Der Anzug seines Vaters war verknittert und sah aus, als habe er darin geschlafen. Die Krawatte hing schief, sein Gesicht war so grau wie die schütteren Haare an den Schläfen. Um die Mundwinkel lag ein harter Zug. Frustration sprach aus jeder seiner Bewegungen, als er mit einem Polizisten hereinkam, der den Raum aber gleich wieder verließ. Dann waren sie allein.
Mike und Ricky standen auf.
»Dad …«, setzte Mike an, aber sein Vater gebot ihm zu schweigen.

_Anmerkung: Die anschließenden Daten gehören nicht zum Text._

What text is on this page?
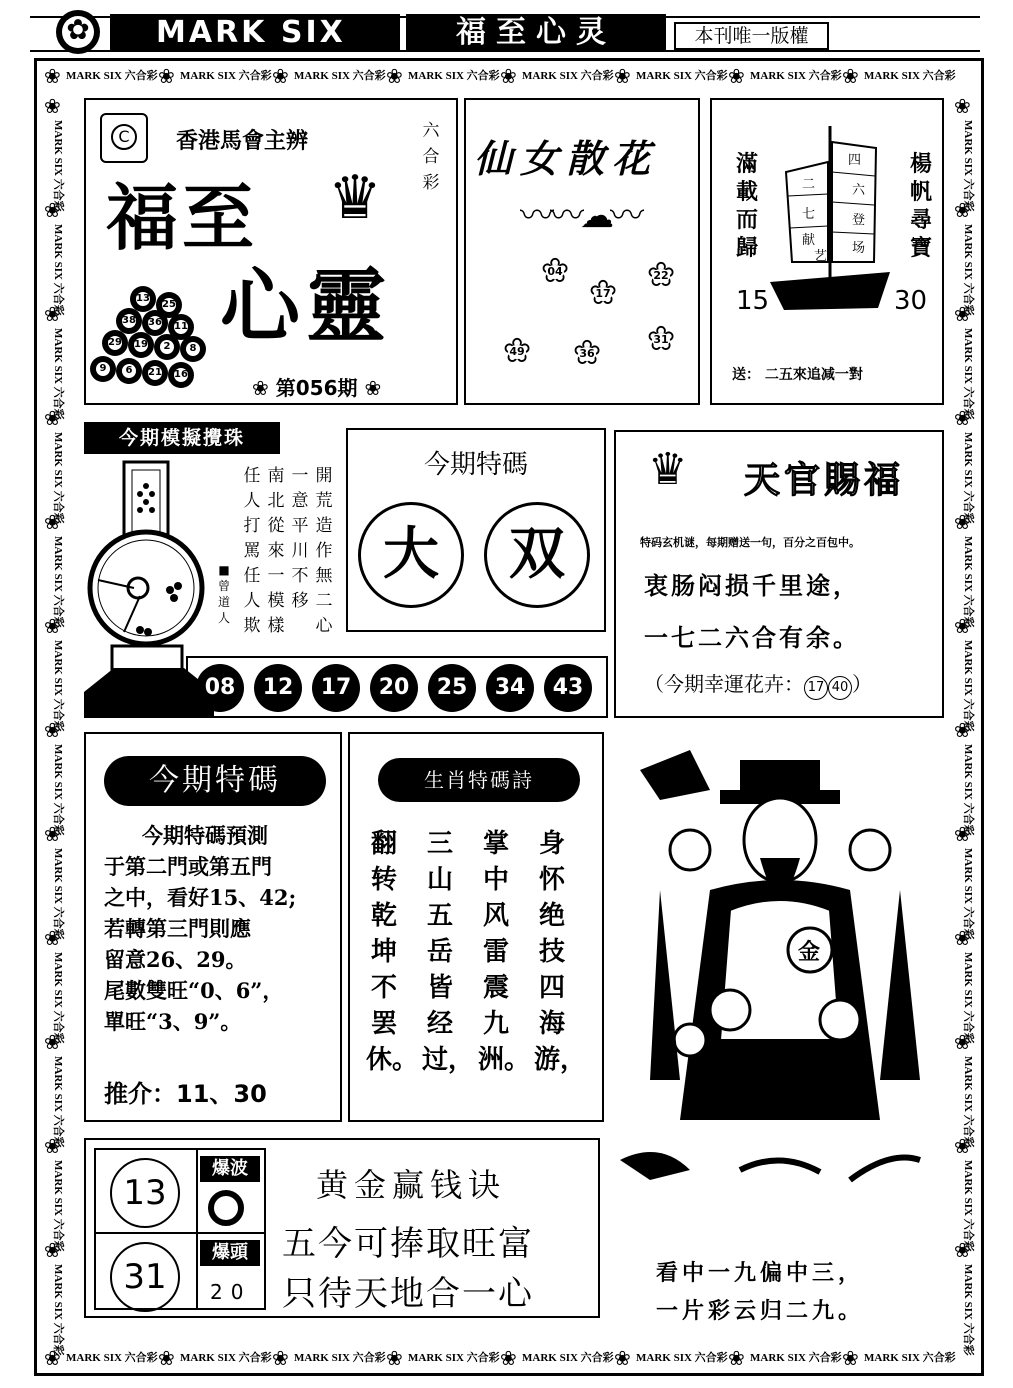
MARK SIX ✿	福至心灵	本刊唯一版權
❀ MARK SIX 六合彩
❀ MARK SIX 六合彩
❀ MARK SIX 六合彩
❀ MARK SIX 六合彩
❀ MARK SIX 六合彩
❀ MARK SIX 六合彩
❀ MARK SIX 六合彩
❀ MARK SIX 六合彩
❀ MARK SIX 六合彩
❀ MARK SIX 六合彩
❀ MARK SIX 六合彩
❀ MARK SIX 六合彩
❀ MARK SIX 六合彩
❀ MARK SIX 六合彩
❀ MARK SIX 六合彩
❀ MARK SIX 六合彩
❀
MARK SIX 六合彩
❀
MARK SIX 六合彩
❀
MARK SIX 六合彩
❀
MARK SIX 六合彩
❀
MARK SIX 六合彩
❀
MARK SIX 六合彩
❀
MARK SIX 六合彩
❀
MARK SIX 六合彩
❀
MARK SIX 六合彩
❀
MARK SIX 六合彩
❀
MARK SIX 六合彩
❀
MARK SIX 六合彩
❀
MARK SIX 六合彩
❀
MARK SIX 六合彩
❀
MARK SIX 六合彩
❀
MARK SIX 六合彩
❀
MARK SIX 六合彩
❀
MARK SIX 六合彩
❀
MARK SIX 六合彩
❀
MARK SIX 六合彩
❀
MARK SIX 六合彩
❀
MARK SIX 六合彩
❀
MARK SIX 六合彩
❀
MARK SIX 六合彩
C	香港馬會主辨	六合彩
福至 ♛
心靈
13
25
38	36	11
29	19	2	8
9	6	21	16
❀ 第056期 ❀
仙女散花
〰〰☁︎〰
❀ 04
❀ 17
❀ 22
❀ 49	❀ 36
❀ 31
滿載而歸
楊帆尋寶
四
六
登
场
二
七
献
艺
15	30
送： 二五來追减一對
今期模擬攪珠
開荒造作無二心
一意平川不移
南北從來一模樣
任人打罵任人欺
■曾道人
今期特碼
大	双
08	12	17	20	25	34	43
♛ 天官賜福
特码玄机谜，每期赠送一句，百分之百包中。
衷肠闷损千里途，
一七二六合有余。
（今期幸運花卉： 17 40 ）
今期特碼
今期特碼預測
于第二門或第五門
之中，看好15、42;
若轉第三門則應
留意26、29。
尾數雙旺“0、6”，
單旺“3、9”。
推介：11、30
生肖特碼詩
身怀绝技四海游，
掌中风雷震九洲。
三山五岳皆经过，
翻转乾坤不罢休。
金
看中一九偏中三，
一片彩云归二九。
13
31
爆波
爆頭
20
黄金赢钱诀
五今可捧取旺富
只待天地合一心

»Geht es dir gut?«, fragte er. Seine Stimme klang beherrscht und ernst.
»Ja, Dad.«
»Was ist mit dir, Ricky?«
»Alles okay.«
»Ich muss euch nicht sagen, dass ihr in Schwierigkeiten steckt.«
Beide schüttelten stumm den Kopf.
»Setzt euch.«
Er selbst blieb stehen.
»Können wir gehen, Dad?«, wollte Ricky wissen.
»Nein.«
Ein Wort. Nur wenige Buchstaben, aber es hallte wie Donner durch Mikes Bewusstsein.
»Wie lange müssen wir noch hierbleiben?«, fragte er und fürchtete die Antwort.